The future is in fast-forward at UD. On the same day in October, we dedicated two new labs that make us excited for the future of learning, teaching, research and service — all to build higher-quality, more relevant academic programs.
In the School of Engineering, assistant professor Alex Watson ’10 led a tour of a new interactive 5G broadband teaching lab. As a 3D circuit printer the size of a refrigerator hummed in the background, he explained how students use cutting-edge equipment to design, test, build and iterate the high-speed connectivity systems homes, businesses and industry need.
In the School of Education and Health Sciences, Father Bob Jones, S.M. ’98, carefully sprinkled holy water to avoid the seven virtual reality stations and advanced 3D anatomy tools where students explore complex biological systems and practice interpreting CT and MRI scans. The Dave and Norma McCarthy Virtual Reality Laboratory in memory of Anne Crecelius helps students improve their skills faster, making them assets to community health from their very first patient encounter.

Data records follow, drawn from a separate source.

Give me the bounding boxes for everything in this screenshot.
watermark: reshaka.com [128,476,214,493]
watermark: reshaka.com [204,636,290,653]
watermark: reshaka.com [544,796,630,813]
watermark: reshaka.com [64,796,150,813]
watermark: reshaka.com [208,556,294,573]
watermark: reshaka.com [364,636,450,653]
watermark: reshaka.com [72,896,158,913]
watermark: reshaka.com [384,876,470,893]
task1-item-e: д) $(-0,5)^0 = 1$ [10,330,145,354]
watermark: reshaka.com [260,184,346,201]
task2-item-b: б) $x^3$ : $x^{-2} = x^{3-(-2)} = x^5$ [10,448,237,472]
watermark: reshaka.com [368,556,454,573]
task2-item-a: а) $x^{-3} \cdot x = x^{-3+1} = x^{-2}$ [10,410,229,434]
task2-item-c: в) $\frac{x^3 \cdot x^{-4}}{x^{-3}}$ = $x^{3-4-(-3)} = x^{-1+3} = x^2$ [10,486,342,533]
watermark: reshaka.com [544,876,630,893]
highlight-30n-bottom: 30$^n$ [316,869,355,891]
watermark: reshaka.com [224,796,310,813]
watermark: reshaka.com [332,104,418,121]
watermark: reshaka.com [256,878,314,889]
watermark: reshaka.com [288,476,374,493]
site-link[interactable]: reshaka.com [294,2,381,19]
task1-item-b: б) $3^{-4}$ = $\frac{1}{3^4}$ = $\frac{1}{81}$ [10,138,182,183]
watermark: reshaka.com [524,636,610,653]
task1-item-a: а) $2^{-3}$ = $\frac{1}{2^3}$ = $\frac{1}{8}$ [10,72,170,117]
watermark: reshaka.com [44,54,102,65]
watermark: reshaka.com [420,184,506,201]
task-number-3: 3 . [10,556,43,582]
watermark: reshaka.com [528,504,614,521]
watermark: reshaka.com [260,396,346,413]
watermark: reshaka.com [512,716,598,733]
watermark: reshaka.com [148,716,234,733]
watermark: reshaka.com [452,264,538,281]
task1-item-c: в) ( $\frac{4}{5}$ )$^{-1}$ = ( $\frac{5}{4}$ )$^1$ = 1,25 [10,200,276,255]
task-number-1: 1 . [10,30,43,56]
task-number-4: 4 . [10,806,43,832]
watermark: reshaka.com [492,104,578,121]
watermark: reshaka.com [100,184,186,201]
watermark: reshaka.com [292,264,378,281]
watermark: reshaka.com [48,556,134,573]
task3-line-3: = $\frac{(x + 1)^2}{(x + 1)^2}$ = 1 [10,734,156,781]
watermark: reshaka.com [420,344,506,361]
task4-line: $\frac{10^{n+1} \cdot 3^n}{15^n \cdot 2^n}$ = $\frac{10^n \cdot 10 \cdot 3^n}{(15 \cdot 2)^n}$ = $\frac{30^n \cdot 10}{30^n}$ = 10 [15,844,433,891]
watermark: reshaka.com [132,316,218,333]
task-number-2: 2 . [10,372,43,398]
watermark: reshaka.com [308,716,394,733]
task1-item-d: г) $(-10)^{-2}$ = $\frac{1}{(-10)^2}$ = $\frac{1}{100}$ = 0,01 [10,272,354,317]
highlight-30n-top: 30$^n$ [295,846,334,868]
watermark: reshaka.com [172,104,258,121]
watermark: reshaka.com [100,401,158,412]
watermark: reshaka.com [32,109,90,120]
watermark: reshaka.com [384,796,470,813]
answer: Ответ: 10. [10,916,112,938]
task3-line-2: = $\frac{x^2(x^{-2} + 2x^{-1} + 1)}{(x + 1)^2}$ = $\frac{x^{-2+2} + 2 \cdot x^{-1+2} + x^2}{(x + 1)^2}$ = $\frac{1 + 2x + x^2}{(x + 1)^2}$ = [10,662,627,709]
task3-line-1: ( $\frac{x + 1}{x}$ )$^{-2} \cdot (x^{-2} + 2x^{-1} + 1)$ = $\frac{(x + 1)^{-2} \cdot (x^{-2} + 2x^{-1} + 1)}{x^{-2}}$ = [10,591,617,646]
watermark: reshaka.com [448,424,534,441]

Across disciplines, these labs elevate hands-on learning. Long a hallmark of our Marianist educational philosophy, experiential learning is now being supercharged by the expectation that every UD student will have at least one mentored, high-impact, hands-on learning experience. In the 5G lab, thanks in part to $4.26 million from the state of Ohio, students from high school through graduate studies will train to bring broadband into 12 Ohio counties. In the VR lab, teams of undergraduate and graduate students will engage in AI-generated case studies to build collaborative, cross-professional skills for patient care.
Riley Stevens, a junior health science major, shared how the virtual anatomy tables amplified her recent internship experience. As a physical therapy intern, she talked patients through the mechanics of each exercise and its benefit to their recovery. Her education transcends memorization of body parts, she says: “I can explain how everything is connected.”
“I can explain how everything is connected.”
Innovation in education knows no bounds. Thanks to visionary faculty and staff and dedicated donors and partners, opportunities continue to multiply for our students. This is the future. And we can’t wait to see what comes next.